Before the Renovation

The room that is about to be dismantled is rarely photographed. The room that has just been renovated is photographed immediately and at length. The record almost always begins after the change, which means what existed before is preserved only by accident, if at all.
This is an odd gap in the way institutions think about their own histories. The brief for a renovation begins with what the space will become. Nobody in that meeting is commissioned to document what it currently is, in full, before the work begins. The assumption is that everyone knows what it looks like. By the time the hoardings come down, that knowledge has already started to blur. Photographs taken on phones during the construction period, if they exist at all, are procedural records of the work rather than editorial records of what was lost or changed.

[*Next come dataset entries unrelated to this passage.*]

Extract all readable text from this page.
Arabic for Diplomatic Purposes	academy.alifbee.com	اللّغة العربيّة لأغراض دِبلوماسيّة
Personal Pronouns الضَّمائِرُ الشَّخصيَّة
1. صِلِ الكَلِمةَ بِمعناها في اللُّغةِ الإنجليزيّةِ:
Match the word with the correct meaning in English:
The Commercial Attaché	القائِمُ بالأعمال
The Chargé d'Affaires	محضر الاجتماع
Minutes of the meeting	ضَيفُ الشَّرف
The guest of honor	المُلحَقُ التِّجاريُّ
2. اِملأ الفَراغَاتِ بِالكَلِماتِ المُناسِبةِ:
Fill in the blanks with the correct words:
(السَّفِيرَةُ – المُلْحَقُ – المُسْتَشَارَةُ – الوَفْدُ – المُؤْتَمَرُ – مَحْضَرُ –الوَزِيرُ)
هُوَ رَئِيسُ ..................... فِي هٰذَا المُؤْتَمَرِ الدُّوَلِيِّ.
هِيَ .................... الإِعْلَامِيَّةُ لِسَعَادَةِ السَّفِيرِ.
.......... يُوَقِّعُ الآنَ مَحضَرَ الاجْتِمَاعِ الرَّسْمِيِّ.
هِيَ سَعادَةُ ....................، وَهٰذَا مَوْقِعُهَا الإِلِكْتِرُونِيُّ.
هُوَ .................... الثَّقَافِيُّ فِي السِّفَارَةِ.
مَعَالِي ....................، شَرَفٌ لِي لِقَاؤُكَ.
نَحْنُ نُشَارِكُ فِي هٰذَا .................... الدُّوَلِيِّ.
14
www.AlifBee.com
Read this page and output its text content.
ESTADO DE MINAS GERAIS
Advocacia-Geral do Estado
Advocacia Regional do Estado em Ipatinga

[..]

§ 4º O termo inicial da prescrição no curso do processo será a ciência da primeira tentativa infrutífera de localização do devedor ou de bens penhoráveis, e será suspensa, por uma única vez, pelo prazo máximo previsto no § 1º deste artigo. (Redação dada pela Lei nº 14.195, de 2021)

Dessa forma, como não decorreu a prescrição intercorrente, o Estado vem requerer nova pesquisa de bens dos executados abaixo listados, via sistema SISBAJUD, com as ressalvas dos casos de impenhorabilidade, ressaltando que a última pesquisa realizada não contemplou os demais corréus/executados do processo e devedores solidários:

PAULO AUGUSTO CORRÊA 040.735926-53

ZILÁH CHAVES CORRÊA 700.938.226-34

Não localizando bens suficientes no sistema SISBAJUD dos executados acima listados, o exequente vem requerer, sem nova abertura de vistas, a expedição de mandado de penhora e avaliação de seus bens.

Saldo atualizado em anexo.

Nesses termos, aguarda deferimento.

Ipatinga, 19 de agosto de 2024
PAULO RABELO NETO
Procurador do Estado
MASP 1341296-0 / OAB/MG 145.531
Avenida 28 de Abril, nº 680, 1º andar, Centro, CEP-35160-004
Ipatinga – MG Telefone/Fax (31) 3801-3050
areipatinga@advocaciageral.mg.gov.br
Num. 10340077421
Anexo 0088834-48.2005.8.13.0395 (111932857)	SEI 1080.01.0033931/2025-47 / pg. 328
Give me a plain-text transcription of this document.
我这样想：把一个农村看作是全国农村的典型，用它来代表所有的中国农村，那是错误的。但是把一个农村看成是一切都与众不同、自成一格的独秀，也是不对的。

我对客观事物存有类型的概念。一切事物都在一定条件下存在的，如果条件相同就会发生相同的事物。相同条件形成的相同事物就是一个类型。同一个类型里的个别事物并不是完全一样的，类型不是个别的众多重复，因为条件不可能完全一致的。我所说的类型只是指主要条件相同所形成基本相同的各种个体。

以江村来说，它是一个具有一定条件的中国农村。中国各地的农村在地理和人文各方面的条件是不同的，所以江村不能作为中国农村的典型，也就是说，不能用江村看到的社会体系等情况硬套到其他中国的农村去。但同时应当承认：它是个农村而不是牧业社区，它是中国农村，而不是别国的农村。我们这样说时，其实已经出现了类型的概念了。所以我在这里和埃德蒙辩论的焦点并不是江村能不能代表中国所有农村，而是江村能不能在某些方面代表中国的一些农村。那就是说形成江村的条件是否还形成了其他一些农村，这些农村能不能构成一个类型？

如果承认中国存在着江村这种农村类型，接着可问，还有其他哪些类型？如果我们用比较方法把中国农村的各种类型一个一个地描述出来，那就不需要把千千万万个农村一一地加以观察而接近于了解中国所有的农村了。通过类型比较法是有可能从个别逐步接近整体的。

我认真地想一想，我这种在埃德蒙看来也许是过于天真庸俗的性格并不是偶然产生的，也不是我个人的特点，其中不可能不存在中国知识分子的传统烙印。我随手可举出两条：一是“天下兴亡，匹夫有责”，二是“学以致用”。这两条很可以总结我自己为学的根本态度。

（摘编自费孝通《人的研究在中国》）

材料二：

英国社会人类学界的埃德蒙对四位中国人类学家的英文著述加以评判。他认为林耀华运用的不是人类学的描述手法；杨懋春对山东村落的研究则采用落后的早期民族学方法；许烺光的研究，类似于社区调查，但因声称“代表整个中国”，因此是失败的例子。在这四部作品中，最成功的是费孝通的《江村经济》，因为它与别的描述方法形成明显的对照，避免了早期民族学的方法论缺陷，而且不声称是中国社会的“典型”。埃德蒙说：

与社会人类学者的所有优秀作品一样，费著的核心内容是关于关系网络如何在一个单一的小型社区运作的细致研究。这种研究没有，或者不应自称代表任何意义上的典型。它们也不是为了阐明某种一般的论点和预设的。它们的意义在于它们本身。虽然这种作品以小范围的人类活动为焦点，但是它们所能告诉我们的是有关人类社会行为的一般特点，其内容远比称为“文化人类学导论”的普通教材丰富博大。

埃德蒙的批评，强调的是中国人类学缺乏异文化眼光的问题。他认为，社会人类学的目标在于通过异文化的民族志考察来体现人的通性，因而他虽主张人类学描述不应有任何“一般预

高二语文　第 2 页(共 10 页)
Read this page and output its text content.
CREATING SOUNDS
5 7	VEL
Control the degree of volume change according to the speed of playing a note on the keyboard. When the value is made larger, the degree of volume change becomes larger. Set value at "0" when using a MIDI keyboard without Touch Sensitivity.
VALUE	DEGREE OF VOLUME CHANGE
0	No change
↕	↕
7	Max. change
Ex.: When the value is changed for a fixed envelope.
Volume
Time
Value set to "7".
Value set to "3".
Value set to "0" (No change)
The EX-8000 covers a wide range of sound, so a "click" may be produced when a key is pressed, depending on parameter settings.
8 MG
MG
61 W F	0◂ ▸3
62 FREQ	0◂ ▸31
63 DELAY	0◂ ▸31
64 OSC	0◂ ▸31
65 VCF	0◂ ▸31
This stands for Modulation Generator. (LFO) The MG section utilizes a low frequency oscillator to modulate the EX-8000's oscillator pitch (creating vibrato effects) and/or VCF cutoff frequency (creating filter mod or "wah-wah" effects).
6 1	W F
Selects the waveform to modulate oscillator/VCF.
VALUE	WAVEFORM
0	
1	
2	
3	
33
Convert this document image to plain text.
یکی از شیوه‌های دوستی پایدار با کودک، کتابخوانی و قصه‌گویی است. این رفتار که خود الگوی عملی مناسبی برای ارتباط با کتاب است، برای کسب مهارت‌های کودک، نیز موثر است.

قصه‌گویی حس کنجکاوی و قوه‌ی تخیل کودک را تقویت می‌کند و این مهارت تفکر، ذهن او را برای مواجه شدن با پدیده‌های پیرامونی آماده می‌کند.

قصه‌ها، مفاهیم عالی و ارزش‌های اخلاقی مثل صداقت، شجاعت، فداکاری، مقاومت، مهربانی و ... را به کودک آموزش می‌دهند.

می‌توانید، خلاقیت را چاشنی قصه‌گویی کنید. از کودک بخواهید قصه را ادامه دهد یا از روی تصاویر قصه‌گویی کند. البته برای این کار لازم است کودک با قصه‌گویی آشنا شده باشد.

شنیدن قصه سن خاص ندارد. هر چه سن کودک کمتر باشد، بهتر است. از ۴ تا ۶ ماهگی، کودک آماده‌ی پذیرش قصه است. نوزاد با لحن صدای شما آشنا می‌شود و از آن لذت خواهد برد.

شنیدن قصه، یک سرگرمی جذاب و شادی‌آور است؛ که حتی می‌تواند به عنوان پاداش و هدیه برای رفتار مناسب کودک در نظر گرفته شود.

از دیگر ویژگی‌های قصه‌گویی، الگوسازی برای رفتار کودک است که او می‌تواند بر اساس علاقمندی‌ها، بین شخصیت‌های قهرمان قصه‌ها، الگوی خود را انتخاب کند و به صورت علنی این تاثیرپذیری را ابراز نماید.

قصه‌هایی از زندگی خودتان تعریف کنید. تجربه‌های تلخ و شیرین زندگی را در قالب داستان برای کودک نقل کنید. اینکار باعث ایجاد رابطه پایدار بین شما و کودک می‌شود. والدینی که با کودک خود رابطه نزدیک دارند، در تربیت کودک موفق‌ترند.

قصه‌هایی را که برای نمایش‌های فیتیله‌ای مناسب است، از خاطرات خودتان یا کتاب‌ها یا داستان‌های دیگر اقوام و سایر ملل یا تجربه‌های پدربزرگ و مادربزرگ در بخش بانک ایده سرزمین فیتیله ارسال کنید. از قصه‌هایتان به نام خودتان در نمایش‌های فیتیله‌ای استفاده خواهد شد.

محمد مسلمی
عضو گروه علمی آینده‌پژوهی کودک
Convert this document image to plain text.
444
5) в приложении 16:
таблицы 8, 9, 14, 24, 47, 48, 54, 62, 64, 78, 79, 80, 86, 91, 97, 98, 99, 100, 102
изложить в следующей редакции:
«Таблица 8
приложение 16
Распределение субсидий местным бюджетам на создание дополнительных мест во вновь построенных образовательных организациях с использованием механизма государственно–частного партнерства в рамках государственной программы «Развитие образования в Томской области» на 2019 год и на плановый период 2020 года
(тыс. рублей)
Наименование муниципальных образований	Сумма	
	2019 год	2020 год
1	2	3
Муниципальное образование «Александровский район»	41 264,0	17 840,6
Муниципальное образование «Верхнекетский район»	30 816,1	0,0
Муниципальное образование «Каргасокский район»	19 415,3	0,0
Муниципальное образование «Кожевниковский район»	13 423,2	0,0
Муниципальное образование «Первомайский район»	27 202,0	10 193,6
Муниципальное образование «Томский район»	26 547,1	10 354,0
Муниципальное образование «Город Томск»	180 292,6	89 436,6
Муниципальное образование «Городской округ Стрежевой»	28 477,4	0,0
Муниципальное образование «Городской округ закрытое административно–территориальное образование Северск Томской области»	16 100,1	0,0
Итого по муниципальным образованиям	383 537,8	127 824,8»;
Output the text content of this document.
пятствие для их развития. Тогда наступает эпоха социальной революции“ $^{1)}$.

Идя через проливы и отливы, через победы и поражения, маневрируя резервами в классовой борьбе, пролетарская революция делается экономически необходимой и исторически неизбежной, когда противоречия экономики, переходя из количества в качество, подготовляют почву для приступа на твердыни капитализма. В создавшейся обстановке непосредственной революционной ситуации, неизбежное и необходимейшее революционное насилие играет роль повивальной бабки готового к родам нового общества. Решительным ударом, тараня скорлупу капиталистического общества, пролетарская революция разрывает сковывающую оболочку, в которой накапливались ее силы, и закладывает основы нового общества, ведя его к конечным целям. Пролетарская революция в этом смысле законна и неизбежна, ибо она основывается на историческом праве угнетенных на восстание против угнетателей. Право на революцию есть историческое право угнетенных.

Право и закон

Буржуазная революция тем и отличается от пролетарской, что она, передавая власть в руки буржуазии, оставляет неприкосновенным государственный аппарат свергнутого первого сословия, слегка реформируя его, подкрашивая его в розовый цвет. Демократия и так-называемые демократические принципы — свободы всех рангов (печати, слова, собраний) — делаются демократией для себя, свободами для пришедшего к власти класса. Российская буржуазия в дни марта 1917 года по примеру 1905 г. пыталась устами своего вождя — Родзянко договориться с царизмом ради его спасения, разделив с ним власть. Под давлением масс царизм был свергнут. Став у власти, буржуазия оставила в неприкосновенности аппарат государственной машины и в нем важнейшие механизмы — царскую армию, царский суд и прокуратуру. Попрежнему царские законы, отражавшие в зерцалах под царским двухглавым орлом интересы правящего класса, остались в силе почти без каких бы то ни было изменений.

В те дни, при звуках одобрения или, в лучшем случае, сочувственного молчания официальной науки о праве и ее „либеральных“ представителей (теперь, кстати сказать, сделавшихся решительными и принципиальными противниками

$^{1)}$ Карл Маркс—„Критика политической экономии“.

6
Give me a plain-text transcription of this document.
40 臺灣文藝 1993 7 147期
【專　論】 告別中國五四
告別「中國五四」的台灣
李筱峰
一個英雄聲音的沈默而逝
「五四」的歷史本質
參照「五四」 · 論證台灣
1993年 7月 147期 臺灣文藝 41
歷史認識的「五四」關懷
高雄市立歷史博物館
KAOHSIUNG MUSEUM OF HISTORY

What the archive preserves, when it exists, changes the way a renovated space is understood. A photograph of a hotel corridor as it was twenty years ago is not just a historical document. It is a measure of every decision the renovation made: what was kept, what was updated, what was removed because it no longer suited the brief, and what was removed because it no longer suited the decade. These are different kinds of removal, and the before photograph is the only thing that makes the distinction visible.
Some places have understood this. Raffles in Singapore has been photographed at every stage of its long life, and those photographs now form part of what the property is: the layered record of a building that has been through many versions of itself and remained recognisably itself throughout. The photographs do not just document history. They are evidence of continuity, which is a more valuable thing for a hotel to be able to show than any single renovation could provide.
The before photograph is the one that almost never gets made. The commission to make it would need to come from someone who already understood what was about to be lost, and that understanding almost always arrives too late.